SelfOccFlow: Towards end-to-end self-supervised 3D Occupancy Flow prediction
This addresses the need for situational awareness in dynamic environments for autonomous driving, offering a self-supervised approach that eliminates reliance on costly human annotations, though it appears incremental in its technical contributions.
The paper tackles the problem of estimating 3D occupancy and motion for autonomous driving without expensive annotations, proposing a self-supervised method that disentangles static and dynamic components and learns motion through temporal aggregation. The method demonstrates efficacy on datasets like SemanticKITTI, KITTI-MOT, and nuScenes.

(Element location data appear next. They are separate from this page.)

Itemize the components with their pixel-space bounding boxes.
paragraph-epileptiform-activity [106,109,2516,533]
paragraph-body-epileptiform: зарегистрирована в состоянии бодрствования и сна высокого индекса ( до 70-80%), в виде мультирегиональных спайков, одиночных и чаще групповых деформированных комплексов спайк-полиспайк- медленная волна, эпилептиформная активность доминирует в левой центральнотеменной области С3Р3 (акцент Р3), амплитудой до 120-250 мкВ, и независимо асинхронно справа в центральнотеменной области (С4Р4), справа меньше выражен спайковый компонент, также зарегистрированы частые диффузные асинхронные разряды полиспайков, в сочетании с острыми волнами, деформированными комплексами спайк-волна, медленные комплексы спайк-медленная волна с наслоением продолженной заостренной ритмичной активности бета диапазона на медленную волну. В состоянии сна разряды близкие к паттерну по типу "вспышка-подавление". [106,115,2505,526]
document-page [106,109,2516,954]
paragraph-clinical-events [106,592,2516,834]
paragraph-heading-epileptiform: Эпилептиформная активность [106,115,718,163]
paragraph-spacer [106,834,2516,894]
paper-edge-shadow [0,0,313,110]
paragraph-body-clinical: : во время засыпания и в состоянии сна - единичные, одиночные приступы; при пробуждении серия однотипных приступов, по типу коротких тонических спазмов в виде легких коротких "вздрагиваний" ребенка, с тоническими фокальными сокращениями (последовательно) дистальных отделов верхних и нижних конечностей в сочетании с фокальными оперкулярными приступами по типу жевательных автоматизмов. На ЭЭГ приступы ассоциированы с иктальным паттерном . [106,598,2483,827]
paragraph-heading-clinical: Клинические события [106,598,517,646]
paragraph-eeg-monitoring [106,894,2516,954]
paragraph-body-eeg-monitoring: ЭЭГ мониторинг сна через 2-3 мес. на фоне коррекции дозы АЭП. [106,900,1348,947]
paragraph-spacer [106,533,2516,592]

Estimating 3D occupancy and motion at the vehicle's surroundings is essential for autonomous driving, enabling situational awareness in dynamic environments. Existing approaches jointly learn geometry and motion but rely on expensive 3D occupancy and flow annotations, velocity labels from bounding boxes, or pretrained optical flow models. We propose a self-supervised method for 3D occupancy flow estimation that eliminates the need for human-produced annotations or external flow supervision. Our method disentangles the scene into separate static and dynamic signed distance fields and learns motion implicitly through temporal aggregation. Additionally, we introduce a strong self-supervised flow cue derived from features' cosine similarities. We demonstrate the efficacy of our 3D occupancy flow method on SemanticKITTI, KITTI-MOT, and nuScenes.